DOMA/yamanote】のオーナーから届いた、成長する子が設計者の想像を超えて家の中で遊ぶ光景は、あまりに印象的だった。ループ動線のある住まいで鬼ごっこを、と少し前に書いている。そんな楽しみを余剰にコストを掛けずに、肯定的にプランに取り組めないか?

「ドマ」のある家は随分昔から温めていたアイディアで、隙あらば取り組む。最初に実現出来た【Bookshelf】【DOMA/道南】など、これまで幾つかを設計している。空間の要に据えてプランをする意味では同じ構成なのだけれど、敷地=場所が違えば自ずと異なり、当然ながらどう楽しまれるかはオーナーによる。思い思いに楽しまれていて、それを肯定できる空間になっている実感がある。

「こう住みなさい。」と、高圧的に映えるよう強要はしていない。本当に思い思いに生活を楽しまれている風景が表出する。それが居住空間ではないので散らかり生活感が露わになると言う事もなく、その住まいの顔になっているように思う。

「ドマ」は内と外を円滑に結ぶために必要なスペースであり、温熱環境の負荷を最大限に担う機能空間でもある。4LDK・・・のような一般的なプランから解放され、外との関係を深め、多様な空間質を一体化させている。でも、素直に言えば、楽しいから欲しい。

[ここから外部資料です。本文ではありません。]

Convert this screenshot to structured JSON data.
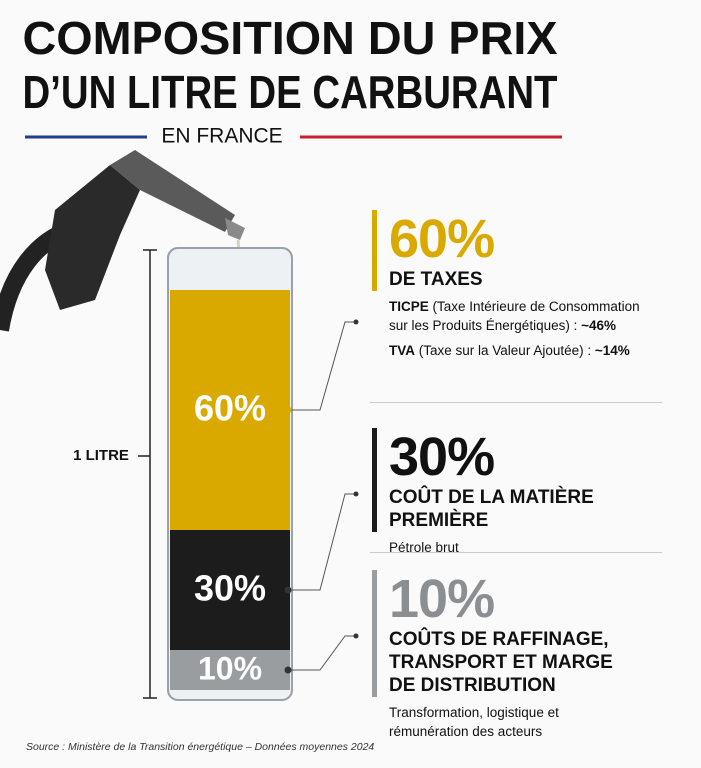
{
  "chart_data": {
    "type": "stacked_bar",
    "title": [
      "COMPOSITION DU PRIX",
      "D’UN LITRE DE CARBURANT"
    ],
    "subtitle": "EN FRANCE",
    "axis_label": "1 LITRE",
    "ylim": [
      0,
      100
    ],
    "series": [
      {
        "name": "DE TAXES",
        "color": "#d9a900",
        "values": [
          60
        ],
        "value_labels": [
          "60%"
        ],
        "details": [
          {
            "abbr": "TICPE",
            "text": "(Taxe Intérieure de Consommation sur les Produits Énergétiques) :",
            "share": "~46%"
          },
          {
            "abbr": "TVA",
            "text": "(Taxe sur la Valeur Ajoutée) :",
            "share": "~14%"
          }
        ]
      },
      {
        "name": "COÛT DE LA MATIÈRE PREMIÈRE",
        "color": "#1c1c1c",
        "values": [
          30
        ],
        "value_labels": [
          "30%"
        ],
        "description": "Pétrole brut"
      },
      {
        "name": "COÛTS DE RAFFINAGE, TRANSPORT ET MARGE DE DISTRIBUTION",
        "color": "#9a9da0",
        "values": [
          10
        ],
        "value_labels": [
          "10%"
        ],
        "description": "Transformation, logistique et rémunération des acteurs"
      }
    ],
    "source": "Source : Ministère de la Transition énergétique – Données moyennes 2024"
  }
}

計画をする際は、もちろん「ドマ」を用いて攻める設計を試みるのだけれど、それがコスト増、面積増とはならぬようにクライアントの要望を標準的に解く作業も欠かせない。ゾーニングエスキースでは、あらゆる可能性を模索した上で、それを超えるプランに登場させられないかと取り組む。手間暇を掛けた設計技術が裏付けになっているのです。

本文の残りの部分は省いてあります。